The new sequel FINAL DESTINATION 2 is far cruder and only vaguely concerned
with the appealingly resonant philosophical basis of its predecessor.
The potential to build upon the sophisticated theme of fate, clairvoyance,
and freak accidents in FD1 has been sadly squandered. Yet
FD 2 is tense and involving thanks to its sheer non-stop breathless
pace. Intensity it has in spades.The young survivors of Flight 180,
which destroyed 40 pupils of Mount Abrahams H.S. and four of their teachers
on a field-trip to Paris, in FD1, have foiled Deaths Grand Design
and He is determined to scoop them all up methodically.
Precisely one year later at the start of FD2, a horrific multi-vehicle
traffic pileup on Highway 23 is shown in a vivid premonition to Kimberley
( A.J.Cook ) and she survives the calamitous smashup caused by a logging
trucks breakdown, saving a half-dozen other motorists in the process.
This prolonged sequence is the best thing in FD2, handled with expertise
by former stunt-coordinator David R.Ellis.
The original premise of FINAL DESTINATION was smart Death takes
umbrage when His Master Plan goes askew and He goes back to His drawing
board, to contrive even more diabolical accidents. A philosophical
teen horror flick is a rare beast and the recent tragedies with the
Space-Shuttle and the last of two B.C. avalanche catastrophes remind
us that Death is out there causing His freakish lethal events
on a fiendishly regular daily basis.The inevitability of
every chance encounter with Death can, post-mortem, be "explained"
by forensic pathologists, let alone by physicists. Our over-dependence
upon a host of machines lends Death a generous range in his scheming.
But the random nature of the universe will always defy a full rationale.

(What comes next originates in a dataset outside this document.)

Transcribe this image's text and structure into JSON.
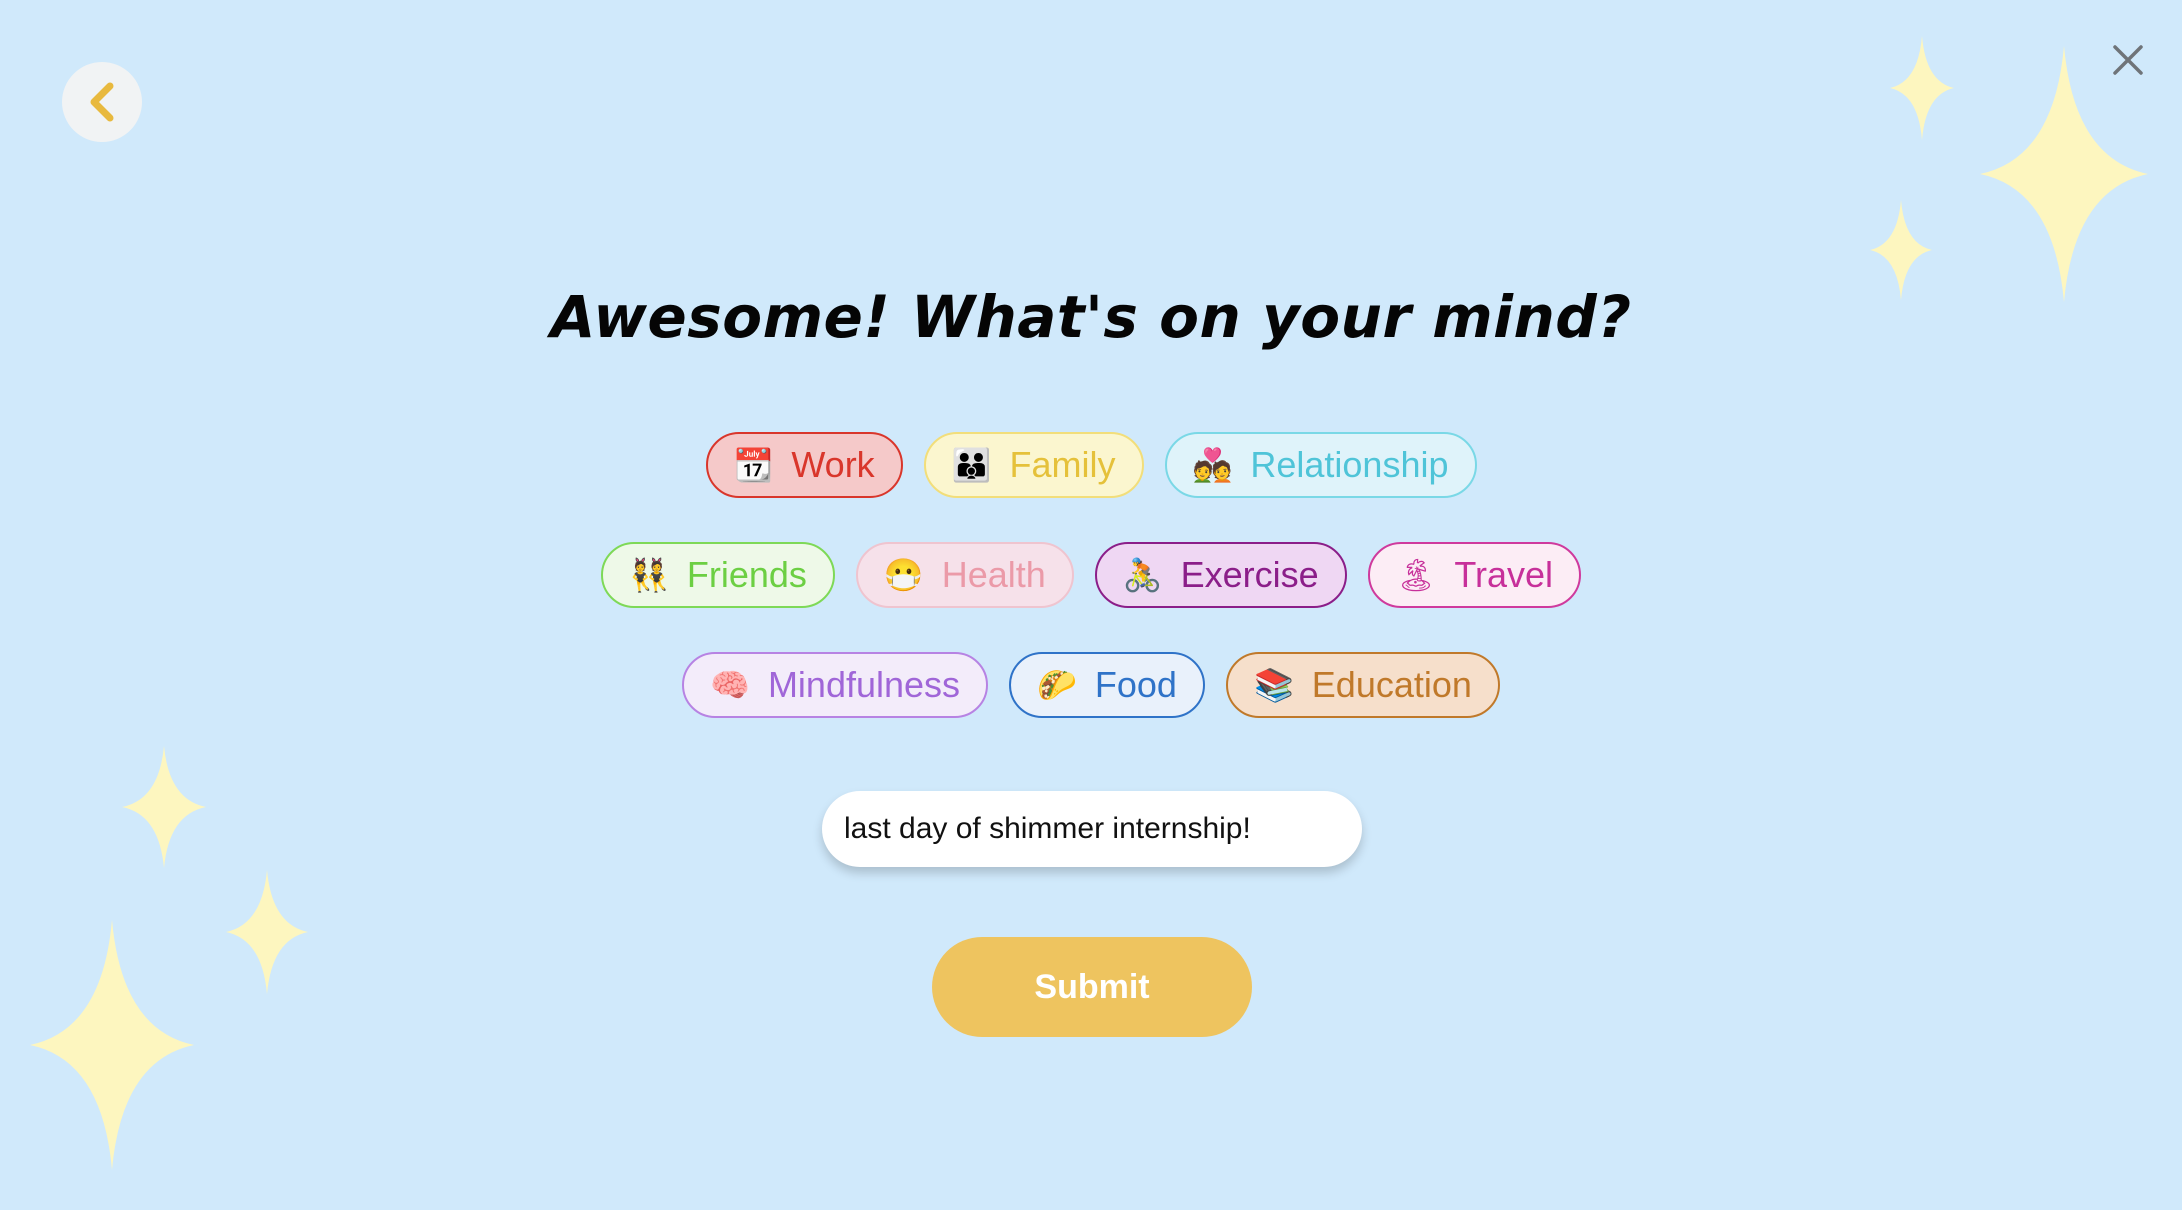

The inner-workings of the universe, even without a malevolent personified
Death, are never wholly rational. Stephen Kings 2002 novel FROM
A BUICK 8 treats this issue in an astute manner, the author himself
having fallen prey to a freak collision with a motorist,
one that left him seriously disabled. Us mere mortals will always bleat
"Why Me?" and the survivors of a calamitous event will ponder
"Why NOT Me?" And not one of us can provide an explanation.